Two families drown in one home due to Italy flooding

Floods in Sicily have killed at least 12 people, including nine members of two families who were spending a weekend together when water from a swollen river overran their rented villa.

After visiting the stricken Mediterranean island by helicopter, Italian Premier Giuseppe Conte said the other victims included a German couple whose car was swept away by flood waters near Agrigento, a tourist town known for Greek temples.

A one-year-old, a three-year-old and a 15-year-old were among the flood victims from the family get-together in Casteldaccia, near Palermo.

A survivor, Giuseppe Giordano, lost his wife, two of his children, his parents and a brother.

Mr Giordano was about to step outside on Saturday night when the torrent rushed in. When he opened the door, “there was a river of water, I was knocked down and grabbed hold of a tree,” Mr Giordano said between sobs. “I was yelling, ‘Help, help.'”

“My son Federico tried to save his little sister, but both died,” Mr Giordano said.

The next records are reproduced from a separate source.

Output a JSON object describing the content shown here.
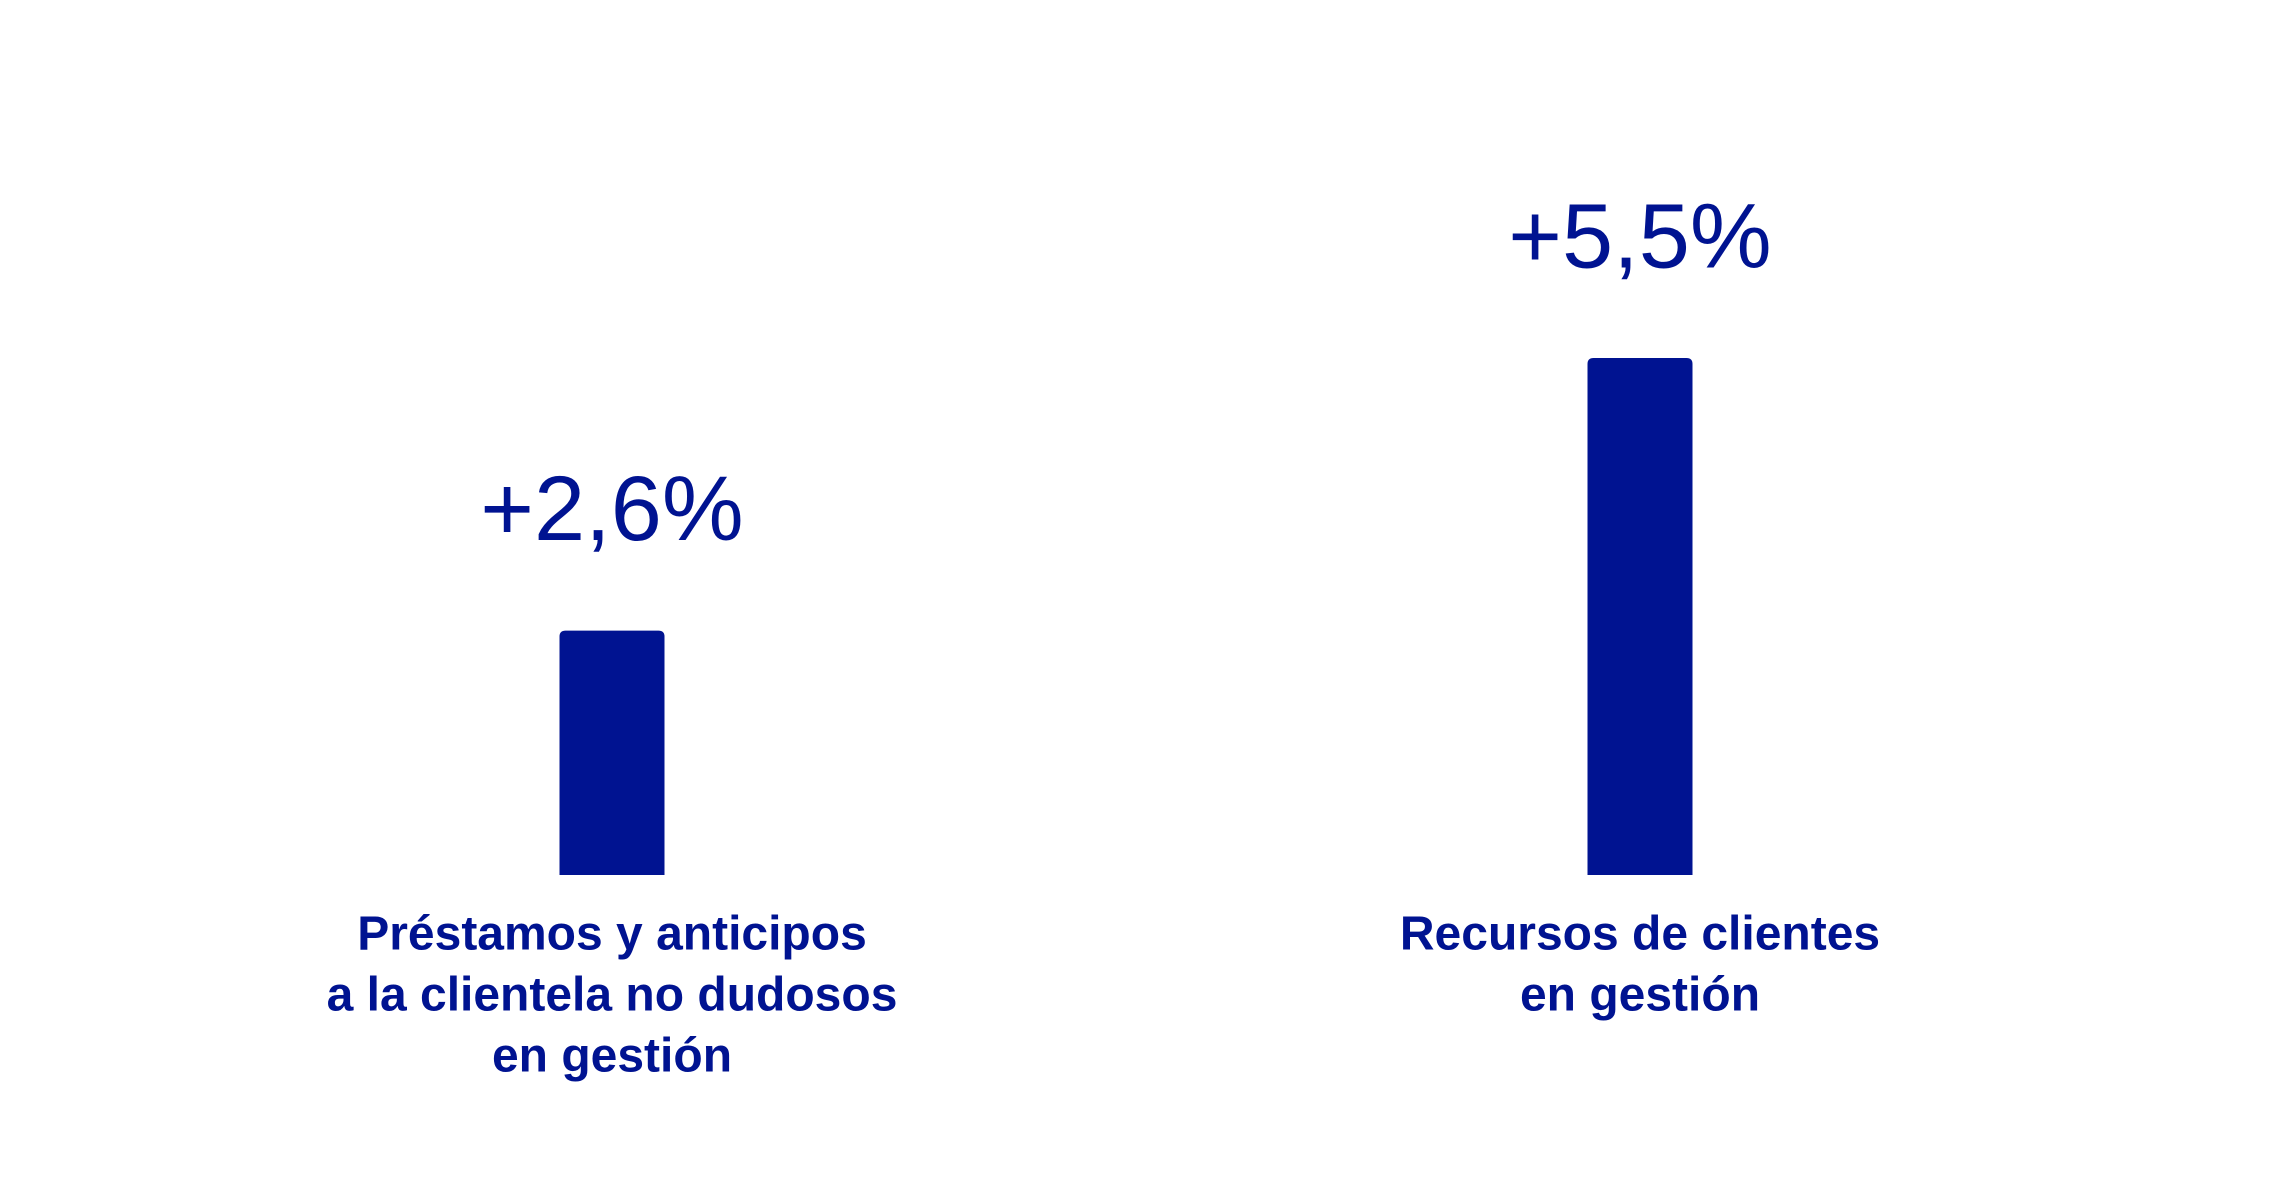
{
  "chart_data": {
    "type": "bar",
    "categories": [
      [
        "Préstamos y anticipos",
        "a la clientela no dudosos",
        "en gestión"
      ],
      [
        "Recursos de clientes",
        "en gestión"
      ]
    ],
    "values": [
      2.6,
      5.5
    ],
    "value_labels": [
      "+2,6%",
      "+5,5%"
    ],
    "color": "#001391"
  }
}
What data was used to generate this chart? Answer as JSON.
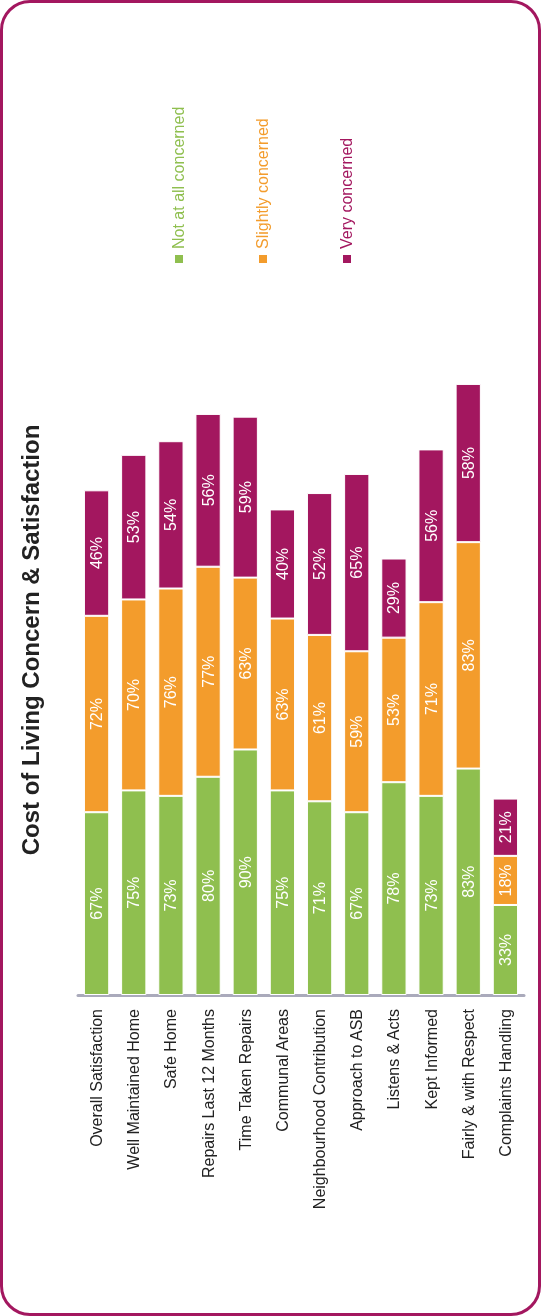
{
  "chart_data": {
    "type": "bar",
    "title": "Cost of Living Concern & Satisfaction",
    "stacked": true,
    "tick_labels": "x",
    "grid": false,
    "legend": "top",
    "categories": [
      "Overall Satisfaction",
      "Well Maintained Home",
      "Safe Home",
      "Repairs Last 12 Months",
      "Time Taken Repairs",
      "Communal Areas",
      "Neighbourhood Contribution",
      "Approach to ASB",
      "Listens & Acts",
      "Kept Informed",
      "Fairly & with Respect",
      "Complaints Handling"
    ],
    "series": [
      {
        "name": "Not at all concerned",
        "color": "#8fbf4f",
        "values": [
          67,
          75,
          73,
          80,
          90,
          75,
          71,
          67,
          78,
          73,
          83,
          33
        ],
        "value_labels": [
          "67%",
          "75%",
          "73%",
          "80%",
          "90%",
          "75%",
          "71%",
          "67%",
          "78%",
          "73%",
          "83%",
          "33%"
        ]
      },
      {
        "name": "Slightly concerned",
        "color": "#f39c2c",
        "values": [
          72,
          70,
          76,
          77,
          63,
          63,
          61,
          59,
          53,
          71,
          83,
          18
        ],
        "value_labels": [
          "72%",
          "70%",
          "76%",
          "77%",
          "63%",
          "63%",
          "61%",
          "59%",
          "53%",
          "71%",
          "83%",
          "18%"
        ]
      },
      {
        "name": "Very concerned",
        "color": "#a3175f",
        "values": [
          46,
          53,
          54,
          56,
          59,
          40,
          52,
          65,
          29,
          56,
          58,
          21
        ],
        "value_labels": [
          "46%",
          "53%",
          "54%",
          "56%",
          "59%",
          "40%",
          "52%",
          "65%",
          "29%",
          "56%",
          "58%",
          "21%"
        ]
      }
    ]
  }
}
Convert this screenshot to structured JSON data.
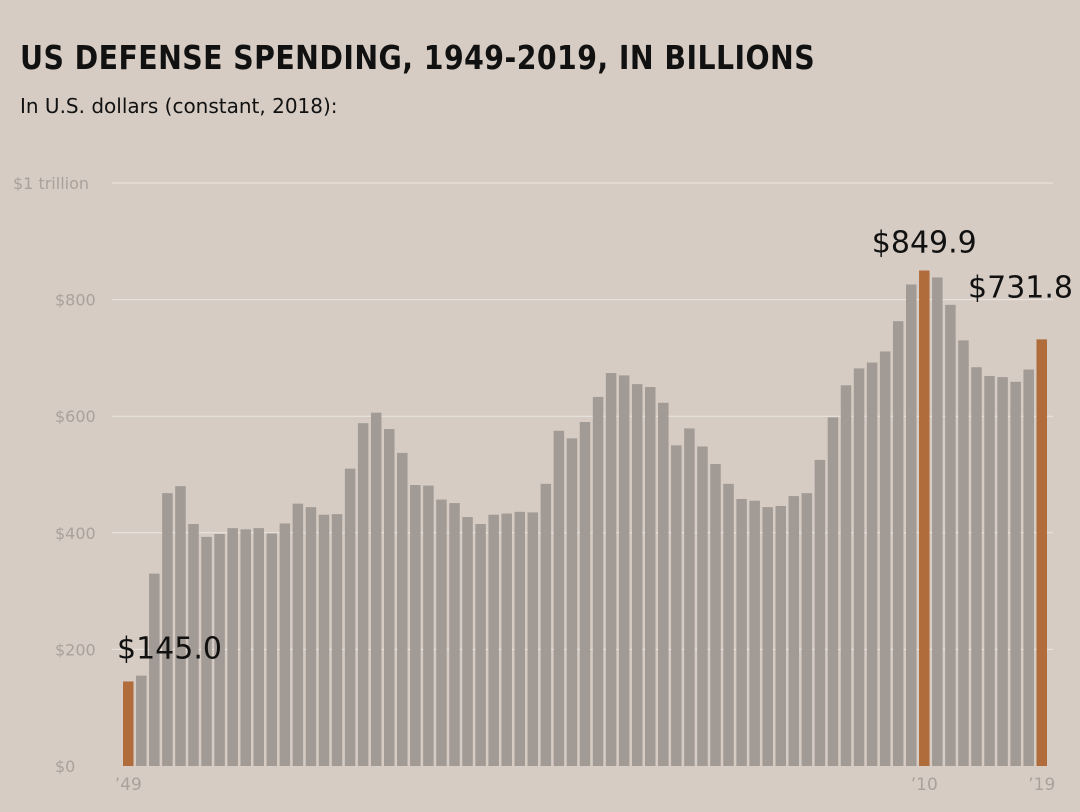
{
  "title": "US DEFENSE SPENDING, 1949-2019, IN BILLIONS",
  "subtitle": "In U.S. dollars (constant, 2018):",
  "colors": {
    "background": "#d6ccc4",
    "bar": "#a29a95",
    "highlight": "#b06c3a",
    "grid": "#ece6e1",
    "tick_text": "#a9a19b",
    "label_text": "#111111"
  },
  "chart_data": {
    "type": "bar",
    "title": "US DEFENSE SPENDING, 1949-2019, IN BILLIONS",
    "subtitle": "In U.S. dollars (constant, 2018):",
    "xlabel": "",
    "ylabel": "",
    "ylim": [
      0,
      1000
    ],
    "grid": true,
    "yticks": [
      {
        "value": 0,
        "label": "$0"
      },
      {
        "value": 200,
        "label": "$200"
      },
      {
        "value": 400,
        "label": "$400"
      },
      {
        "value": 600,
        "label": "$600"
      },
      {
        "value": 800,
        "label": "$800"
      },
      {
        "value": 1000,
        "label": "$1 trillion"
      }
    ],
    "xticks": [
      {
        "year": 1949,
        "label": "’49"
      },
      {
        "year": 2010,
        "label": "’10"
      },
      {
        "year": 2019,
        "label": "’19"
      }
    ],
    "categories": [
      1949,
      1950,
      1951,
      1952,
      1953,
      1954,
      1955,
      1956,
      1957,
      1958,
      1959,
      1960,
      1961,
      1962,
      1963,
      1964,
      1965,
      1966,
      1967,
      1968,
      1969,
      1970,
      1971,
      1972,
      1973,
      1974,
      1975,
      1976,
      1977,
      1978,
      1979,
      1980,
      1981,
      1982,
      1983,
      1984,
      1985,
      1986,
      1987,
      1988,
      1989,
      1990,
      1991,
      1992,
      1993,
      1994,
      1995,
      1996,
      1997,
      1998,
      1999,
      2000,
      2001,
      2002,
      2003,
      2004,
      2005,
      2006,
      2007,
      2008,
      2009,
      2010,
      2011,
      2012,
      2013,
      2014,
      2015,
      2016,
      2017,
      2018,
      2019
    ],
    "values": [
      145.0,
      155,
      330,
      468,
      480,
      415,
      393,
      398,
      408,
      406,
      408,
      399,
      416,
      450,
      444,
      431,
      432,
      510,
      588,
      606,
      578,
      537,
      482,
      481,
      457,
      451,
      427,
      415,
      431,
      433,
      436,
      435,
      484,
      575,
      562,
      590,
      633,
      674,
      670,
      655,
      650,
      623,
      550,
      579,
      548,
      518,
      484,
      458,
      455,
      444,
      446,
      463,
      468,
      525,
      598,
      653,
      682,
      692,
      711,
      763,
      826,
      849.9,
      838,
      791,
      730,
      684,
      669,
      667,
      659,
      680,
      731.8
    ],
    "highlights": [
      1949,
      2010,
      2019
    ],
    "annotations": [
      {
        "year": 1949,
        "text": "$145.0"
      },
      {
        "year": 2010,
        "text": "$849.9"
      },
      {
        "year": 2019,
        "text": "$731.8"
      }
    ]
  }
}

Then “I saw the windows go dark, the light go out, a layer of mud was moving across the floor,” Mr Giordano said, adding he was swept away from the house by the force of the water.

The two families had gathered in the villa during Italy’s long weekend centering on the November 1 All Saint’s Day national holiday.

Casteldaccia mayor Giovanni Di Giacinto said the flood water reached two metres high inside the home.

Rescuers retrieved the bodies from the home and a Sicilian prosecutor opened an investigation to determine if neglect, such as possible inadequate drainage of the river, played a role in the deaths or if the home was built illegally close to the river. Pino Virga, the mayor of the neighbouring town of Altavilla Milicia, said other local authorities told him the house had been slated for demolition because it stood too near the river.

Only days earlier, other storms battered much of northern Italy, killing at least 15 people, uprooting millions of trees near Alpine valleys and leaving several Italian villages without electricity or road access for days.

Mr Conte said a special cabinet meeting could be held in the coming days to deliberate aid for storm-ravaged communities, as well as to approve €1bn to ensure safe hydrogeological conditions in Italy, including proper cleaning of riverbeds.

The other known casualty in Sicily was a man whose body was found on a guardrail along a Palermo-area road after floodwaters swept away his car.